Scooters, a common sight on the streets of Taiwan, provide commuters an alternative to cars and trucks in the country’s densely-populated cities. But they likewise contribute to pollution and loaded parking spaces. Over the past few year, numerous companies sanctuary taken on the challenge of developing more environmentally-friendly options to conventional gas scooters. Gogoro is probably best-known globally for its electrical SmartScooters, which are now the classification’s top-sellers in Taiwan. While less recognized outside of the country, however, scooter-sharing startup WeMo has grown steadily since launching in 2016. It now has a fleet of more than 7,000 scooters in three of Taiwan’s greatest cities and says users take about one million trips monthly.

WeMo recently announced it has actually raised a multi-million Series A led by AppWorks, making it the Taiwanese equity capital firm’s very first wise movement investment. The funding is being used to expand beyond Taipei City, New Taipei City and Kaohsiung, WeMo’s present markets, with strategies to go worldwide, too, introducing initially in Southeast Asian countries.

In Taiwan, WeMo competes with iRent, an automobile and scooter rental service, as well as GoShare, the mobility-sharing platform Gogoro released a year ago.

WeMo co-founder and president Jeffrey Wu informed TechCrunch that his business differentiates due to the fact that from the start, it has concentrated on creating wise tech particularly for sharing scooters.

Instead of developing their own electric vehicles, like Gogoro, WeMo partnered with Kymco, among Taiwan’s biggest scooters brand names. Each scooter is equipped with an internet-connected black box that was established in-house by WeMo.

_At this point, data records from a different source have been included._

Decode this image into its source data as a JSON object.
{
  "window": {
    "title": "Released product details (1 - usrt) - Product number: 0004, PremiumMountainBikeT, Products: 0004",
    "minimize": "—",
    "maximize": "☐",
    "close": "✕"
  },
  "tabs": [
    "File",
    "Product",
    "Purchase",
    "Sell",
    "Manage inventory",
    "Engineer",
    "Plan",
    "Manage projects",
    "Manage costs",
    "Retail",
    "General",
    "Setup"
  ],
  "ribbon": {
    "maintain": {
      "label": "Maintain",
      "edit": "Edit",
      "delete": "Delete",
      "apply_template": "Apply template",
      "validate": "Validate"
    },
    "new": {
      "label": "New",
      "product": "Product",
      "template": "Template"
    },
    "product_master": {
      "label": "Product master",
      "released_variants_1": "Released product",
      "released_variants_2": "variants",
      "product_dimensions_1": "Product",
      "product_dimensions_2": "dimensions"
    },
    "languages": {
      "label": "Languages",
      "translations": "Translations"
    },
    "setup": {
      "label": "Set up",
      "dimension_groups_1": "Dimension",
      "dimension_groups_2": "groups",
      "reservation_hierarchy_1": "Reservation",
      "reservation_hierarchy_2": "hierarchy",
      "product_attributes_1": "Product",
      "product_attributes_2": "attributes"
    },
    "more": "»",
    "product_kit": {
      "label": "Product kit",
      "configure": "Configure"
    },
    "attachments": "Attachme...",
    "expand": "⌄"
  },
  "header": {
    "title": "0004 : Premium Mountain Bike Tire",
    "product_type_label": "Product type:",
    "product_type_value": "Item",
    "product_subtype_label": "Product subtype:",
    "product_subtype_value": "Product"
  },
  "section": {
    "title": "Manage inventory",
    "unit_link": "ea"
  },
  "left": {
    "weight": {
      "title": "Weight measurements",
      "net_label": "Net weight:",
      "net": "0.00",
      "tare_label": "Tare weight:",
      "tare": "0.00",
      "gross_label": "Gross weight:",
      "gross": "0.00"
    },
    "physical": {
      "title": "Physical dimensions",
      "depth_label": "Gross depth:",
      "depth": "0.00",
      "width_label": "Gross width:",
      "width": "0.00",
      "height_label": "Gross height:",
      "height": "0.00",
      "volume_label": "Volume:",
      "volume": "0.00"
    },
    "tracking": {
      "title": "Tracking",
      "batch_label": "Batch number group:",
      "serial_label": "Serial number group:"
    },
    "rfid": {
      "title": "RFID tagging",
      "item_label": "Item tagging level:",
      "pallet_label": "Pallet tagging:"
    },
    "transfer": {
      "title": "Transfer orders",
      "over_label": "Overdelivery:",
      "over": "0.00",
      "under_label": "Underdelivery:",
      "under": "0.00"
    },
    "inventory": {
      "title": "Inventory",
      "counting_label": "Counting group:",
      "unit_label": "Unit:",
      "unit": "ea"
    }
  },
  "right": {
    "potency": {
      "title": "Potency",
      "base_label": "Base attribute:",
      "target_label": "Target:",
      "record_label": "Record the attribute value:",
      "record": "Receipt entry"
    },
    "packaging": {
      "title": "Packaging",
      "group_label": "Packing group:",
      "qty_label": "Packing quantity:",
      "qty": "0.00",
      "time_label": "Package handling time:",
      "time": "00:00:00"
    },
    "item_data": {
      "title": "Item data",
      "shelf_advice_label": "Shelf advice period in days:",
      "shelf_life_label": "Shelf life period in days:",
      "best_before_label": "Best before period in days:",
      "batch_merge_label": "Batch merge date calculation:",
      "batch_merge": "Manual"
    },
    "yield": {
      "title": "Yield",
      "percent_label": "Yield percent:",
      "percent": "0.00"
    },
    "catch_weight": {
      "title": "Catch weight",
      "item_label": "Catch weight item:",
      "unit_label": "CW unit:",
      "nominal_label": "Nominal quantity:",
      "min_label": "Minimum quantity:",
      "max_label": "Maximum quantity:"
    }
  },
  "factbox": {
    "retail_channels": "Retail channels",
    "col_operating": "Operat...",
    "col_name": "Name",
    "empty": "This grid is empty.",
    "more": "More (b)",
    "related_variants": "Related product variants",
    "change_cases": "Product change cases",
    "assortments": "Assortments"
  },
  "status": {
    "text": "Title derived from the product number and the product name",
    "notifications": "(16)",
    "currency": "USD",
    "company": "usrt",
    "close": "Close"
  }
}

The black boxes allow WeMo to handle its fleet’s batteries, while supplying data from flights, including traffic and road quality (for instance, it spots when streets are bumpy) that can be shared with policymakers to enhance transportation facilities. The black boxes also connect with WeMo’s user app, showing where scooters are readily available, unlocking them and sending out informs about traffic conditions.

WeMo started working on its service in 2015, about a year before releasing with a preliminary fleet of 200 cars. Prior to cofounding WeMo, Wu was a specialist at McKinsey and Company.

“I was going back to my background of being a strategy consultant and at the time, my co-founder and I chose we wished to do something in Taiwan that was very various from how individuals had actually practiced service in the past, since there were a lot of different macro-trends changing the environment,” he stated.

“Obviously the shared economy sector was just flourishing and at the very same time, mobile-first technology was starting to prevail. However we realized that the transportation sector had not changed in an extremely, very long time, so we believed if we are able to use the sharing economy or pay-as-you-go concept paired with green lorries, and supply that on an enormous scale to customers, we might relocate to a greener, smarter and easier form of transport.”

Due to the fact that of the number of unused scooters he saw parked on the side of streets day after day, Wu likewise sensed a market opportunity. In spite of being one of the most common transport methods in Taiwan, finding parking in significant cities is typically an inconvenience, which implies lots of scooters are underutilized.

WeMo fleets are located in parking lots, and scooters can be opened through the user app. Rental fees have different tiers, consisting of per minute and month-to-month plans and per hour rates. The app is readily available in English and chinese, to serve regional riders in addition to travelers. Riders can likewise now sign up accounts and rent scooters through LINE, the most widely-used messaging app in Taiwan.

To prepare for expanding into new markets, Wu said part of WeMo’s new financing is being used to expand its research and development center in Taiwan. The business prepares to hire approximately 100 software and hardware engineers, especially ones who have experience in self-driving innovation, car telematics and artificial intelligence. Wu said WeMo’s strategy is to be a “mobility-as-a-service” platform, dealing with partners to introduce scooter-sharing services in brand-new markets.

“Over the past 5 years, people have become utilized to shared movement services, however five years ago it wasn’t such an industrialized space, so we needed to develop the innovation and applications,” Wu said. “Now we’re looking at what the future of mobility must appear like, and how we use IoT technology to expand outside of transportation and use our information to help users steer more quickly in their cities.”

Article curated by RJ Shara from Source. RJ Shara is a Bay Area Radio Host (Radio Jockey) who talks about the startup ecosystem – entrepreneurs, investments, policies and more on her show The Silicon Dreams. The show streams on Radio Zindagi 1170AM on Mondays from 3.30 PM to 4 PM.